Paper No. 36-9
Presentation Time: 3:55 PM
THE ACTIVE WARWICK STRIKE-SLIP FAULT AND THE COLUMBIA HILLS THRUST FAULT OF THE YAKIMA FOLD AND THRUST BELT ACCOMMODATE VERTICAL-AXIS ROTATION IN THE CASCADIA BACKARC
Contractional and strike-slip structures accommodate clockwise vertical-axis rotation of the North America plate above the Cascadia Subduction Zone. New geological mapping, geochemical and geochronologic data, and structural analyses of the Columbia Hills anticline (CHA) and thrust fault (CHTF) and the dextral Warwick fault zone (WFZ) in southern Washington reveal how transpressional structures partition this deformation. The CHA is a S-verging anticline, with a shallow (7-18°) N-dipping back limb and a poorly-expressed S-dipping forelimb. The NW-trending WFZ cuts the CHA and CHTF. West and east of the WFZ, the CHTF juxtaposes Columbia River Basalt Group units. West of the WFZ, Grande Ronde Basalt is thrust over the younger Wanapum Basalt, Priest Rapids member, Basalt of Rosalia (15.9 ± 0.02 1σ Ma) flow. Line-balanced cross-sections to the west and east of the WFZ using CHTF dips of 30°N and 45°N both indicate ~1 km of post-15.9 Ma shortening. Post-15.9 Ma shortening rates on the CHTF west and east of the WFZ are 0.04-0.06 ± 0.01 mm/yr and 0.05-0.09 ± 0.01 mm/yr, respectively. Whether the CHTF is active in the Quaternary is uncertain. East of the WFZ, the Haystack Butte basalt (40Ar/39Ar age = 0.834 ± 0.004 Ma) flowed down a paleochannel across the CHTF. Roughly 19 m relief marks the basal contact elevation change across the fault. If the change in elevation reflects fault uplift, offset of the Haystack Butte basalt yields a post-0.8 Ma shortening rate of 0.02 ± 0.01 mm/yr. Deformed loess deposits dated by luminescence indicate WFZ activity and fault slip after ~110 ka. Active and abandoned channels incised into Quaternary sediments are offset as much as 0.5 km across the WFZ. The ~50-km-length of the WFZ exceeds the ~4 km width of the CHA, indicating that the WFZ accommodates shear regionally.

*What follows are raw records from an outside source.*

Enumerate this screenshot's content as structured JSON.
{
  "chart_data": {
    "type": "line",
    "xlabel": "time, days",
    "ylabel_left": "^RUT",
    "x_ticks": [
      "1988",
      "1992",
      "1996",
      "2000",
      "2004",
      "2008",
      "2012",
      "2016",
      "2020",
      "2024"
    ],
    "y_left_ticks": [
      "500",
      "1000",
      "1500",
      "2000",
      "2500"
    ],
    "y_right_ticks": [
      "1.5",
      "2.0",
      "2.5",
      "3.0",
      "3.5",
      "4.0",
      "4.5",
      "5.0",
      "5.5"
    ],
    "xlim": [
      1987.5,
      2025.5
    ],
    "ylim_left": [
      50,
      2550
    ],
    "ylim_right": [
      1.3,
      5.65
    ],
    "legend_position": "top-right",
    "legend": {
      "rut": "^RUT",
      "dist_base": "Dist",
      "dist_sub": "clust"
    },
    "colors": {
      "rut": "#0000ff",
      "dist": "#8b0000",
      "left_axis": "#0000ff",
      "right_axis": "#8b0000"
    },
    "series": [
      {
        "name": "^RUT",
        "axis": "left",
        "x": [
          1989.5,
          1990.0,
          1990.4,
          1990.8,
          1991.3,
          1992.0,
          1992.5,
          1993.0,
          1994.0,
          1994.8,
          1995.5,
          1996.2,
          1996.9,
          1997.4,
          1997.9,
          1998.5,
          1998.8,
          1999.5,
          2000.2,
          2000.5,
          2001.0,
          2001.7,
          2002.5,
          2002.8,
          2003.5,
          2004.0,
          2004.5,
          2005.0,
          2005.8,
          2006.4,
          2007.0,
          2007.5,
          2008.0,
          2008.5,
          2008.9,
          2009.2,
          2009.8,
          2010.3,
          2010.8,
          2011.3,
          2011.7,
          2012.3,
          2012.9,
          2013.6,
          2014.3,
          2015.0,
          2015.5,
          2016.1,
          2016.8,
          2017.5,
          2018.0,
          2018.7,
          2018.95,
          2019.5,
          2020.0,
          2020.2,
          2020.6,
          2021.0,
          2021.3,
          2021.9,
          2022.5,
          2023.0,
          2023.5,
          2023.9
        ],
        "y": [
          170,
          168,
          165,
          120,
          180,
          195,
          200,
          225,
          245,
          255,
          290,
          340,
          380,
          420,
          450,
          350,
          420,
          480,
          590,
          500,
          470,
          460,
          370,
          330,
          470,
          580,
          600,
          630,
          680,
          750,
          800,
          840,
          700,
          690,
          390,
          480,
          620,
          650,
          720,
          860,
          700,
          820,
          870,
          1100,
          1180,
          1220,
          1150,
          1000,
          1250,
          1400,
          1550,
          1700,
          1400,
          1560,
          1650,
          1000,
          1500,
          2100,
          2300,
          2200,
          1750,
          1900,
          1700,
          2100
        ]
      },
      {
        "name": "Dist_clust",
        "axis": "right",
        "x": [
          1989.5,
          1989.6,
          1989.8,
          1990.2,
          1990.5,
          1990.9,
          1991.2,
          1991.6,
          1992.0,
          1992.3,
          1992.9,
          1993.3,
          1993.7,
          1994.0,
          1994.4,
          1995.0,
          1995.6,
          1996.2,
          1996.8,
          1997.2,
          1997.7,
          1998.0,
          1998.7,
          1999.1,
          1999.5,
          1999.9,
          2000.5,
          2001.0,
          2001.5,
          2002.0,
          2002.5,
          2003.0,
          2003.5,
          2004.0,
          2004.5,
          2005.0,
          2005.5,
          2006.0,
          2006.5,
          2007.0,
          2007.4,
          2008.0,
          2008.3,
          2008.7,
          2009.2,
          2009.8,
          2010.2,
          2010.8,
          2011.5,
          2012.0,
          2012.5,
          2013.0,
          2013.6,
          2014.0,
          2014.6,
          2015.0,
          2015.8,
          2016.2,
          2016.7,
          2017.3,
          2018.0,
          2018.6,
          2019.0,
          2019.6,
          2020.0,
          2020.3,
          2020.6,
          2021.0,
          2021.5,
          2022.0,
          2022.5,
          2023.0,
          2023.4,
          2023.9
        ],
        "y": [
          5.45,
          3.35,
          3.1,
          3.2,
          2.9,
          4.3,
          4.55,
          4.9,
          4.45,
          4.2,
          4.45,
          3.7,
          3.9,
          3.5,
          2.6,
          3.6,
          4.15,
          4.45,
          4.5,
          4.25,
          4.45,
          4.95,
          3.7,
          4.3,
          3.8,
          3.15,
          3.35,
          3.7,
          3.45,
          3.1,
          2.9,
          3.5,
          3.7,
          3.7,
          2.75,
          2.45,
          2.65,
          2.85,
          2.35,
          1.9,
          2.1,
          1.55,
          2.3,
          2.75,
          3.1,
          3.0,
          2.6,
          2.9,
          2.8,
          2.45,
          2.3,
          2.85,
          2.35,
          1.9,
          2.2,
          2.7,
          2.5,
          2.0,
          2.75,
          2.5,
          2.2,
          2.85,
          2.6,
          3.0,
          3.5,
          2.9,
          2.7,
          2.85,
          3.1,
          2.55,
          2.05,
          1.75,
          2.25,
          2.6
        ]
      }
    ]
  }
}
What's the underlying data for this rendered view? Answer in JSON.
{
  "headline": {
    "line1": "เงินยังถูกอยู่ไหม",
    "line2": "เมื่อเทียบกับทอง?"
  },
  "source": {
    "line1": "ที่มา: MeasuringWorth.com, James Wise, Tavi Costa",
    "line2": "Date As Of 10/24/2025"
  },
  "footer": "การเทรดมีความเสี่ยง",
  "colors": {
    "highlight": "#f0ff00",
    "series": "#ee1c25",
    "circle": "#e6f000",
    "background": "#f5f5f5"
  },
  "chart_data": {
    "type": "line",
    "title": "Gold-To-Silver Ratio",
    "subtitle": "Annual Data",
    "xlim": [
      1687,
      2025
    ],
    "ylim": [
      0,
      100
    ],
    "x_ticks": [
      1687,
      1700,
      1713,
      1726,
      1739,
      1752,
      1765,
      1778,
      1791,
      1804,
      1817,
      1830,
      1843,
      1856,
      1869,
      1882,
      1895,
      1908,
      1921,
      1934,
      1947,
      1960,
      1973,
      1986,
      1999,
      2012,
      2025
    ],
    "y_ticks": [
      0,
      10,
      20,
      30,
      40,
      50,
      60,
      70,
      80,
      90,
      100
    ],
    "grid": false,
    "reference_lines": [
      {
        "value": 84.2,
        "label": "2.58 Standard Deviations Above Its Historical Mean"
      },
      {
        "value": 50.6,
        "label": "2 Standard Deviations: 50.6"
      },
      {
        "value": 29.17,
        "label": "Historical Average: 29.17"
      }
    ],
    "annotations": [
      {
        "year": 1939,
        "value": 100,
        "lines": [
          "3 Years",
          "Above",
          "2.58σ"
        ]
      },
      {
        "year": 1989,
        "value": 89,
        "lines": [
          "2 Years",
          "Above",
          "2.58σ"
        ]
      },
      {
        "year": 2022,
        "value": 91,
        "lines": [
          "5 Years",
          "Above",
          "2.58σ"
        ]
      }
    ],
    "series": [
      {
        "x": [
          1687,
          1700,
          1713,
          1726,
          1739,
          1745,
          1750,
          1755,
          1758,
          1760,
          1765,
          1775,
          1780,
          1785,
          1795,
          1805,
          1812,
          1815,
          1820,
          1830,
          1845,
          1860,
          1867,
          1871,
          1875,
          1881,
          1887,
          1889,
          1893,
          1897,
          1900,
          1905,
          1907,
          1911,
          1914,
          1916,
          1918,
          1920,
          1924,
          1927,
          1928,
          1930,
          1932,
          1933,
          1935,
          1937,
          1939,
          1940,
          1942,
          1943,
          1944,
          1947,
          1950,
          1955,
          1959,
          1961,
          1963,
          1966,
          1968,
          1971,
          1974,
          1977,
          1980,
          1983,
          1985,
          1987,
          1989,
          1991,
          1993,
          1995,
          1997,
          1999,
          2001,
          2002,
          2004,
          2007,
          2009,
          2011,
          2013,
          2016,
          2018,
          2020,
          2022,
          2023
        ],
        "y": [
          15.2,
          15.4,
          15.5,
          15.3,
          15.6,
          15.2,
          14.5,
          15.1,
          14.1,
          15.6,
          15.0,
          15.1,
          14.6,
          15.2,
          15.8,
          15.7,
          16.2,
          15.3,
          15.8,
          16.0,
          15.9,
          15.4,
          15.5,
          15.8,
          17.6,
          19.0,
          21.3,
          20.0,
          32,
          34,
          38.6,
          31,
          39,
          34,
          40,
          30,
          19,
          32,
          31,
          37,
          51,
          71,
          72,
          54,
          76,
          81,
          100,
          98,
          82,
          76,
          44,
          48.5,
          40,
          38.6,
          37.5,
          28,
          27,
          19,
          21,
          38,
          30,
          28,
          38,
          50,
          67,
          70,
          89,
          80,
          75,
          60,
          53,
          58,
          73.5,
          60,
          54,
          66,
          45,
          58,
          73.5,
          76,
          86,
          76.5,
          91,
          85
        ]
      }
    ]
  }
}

The Brocher et al., (2017) regional model predicts a WFZ slip rate of ~0.1 mm/yr, similar to the ~0.12 mm/yr estimated rate from separation of the CHA across the WFZ. Post-Miocene CHTF shortening rates account for only ~50% of the predicted 0.1 mm/yr regional shear. Depending on whether the CHTF is active in the Quaternary, the WFZ thus absorbs 50 to 100% of the predicted regional shear. Earthquakes up to Mw 7.2 on the WFZ or CHTF are possible given fault dimensions and historical seismicity.
Brocher, et al., 2017, Tectonics, doi:10.1002/2016TC004223.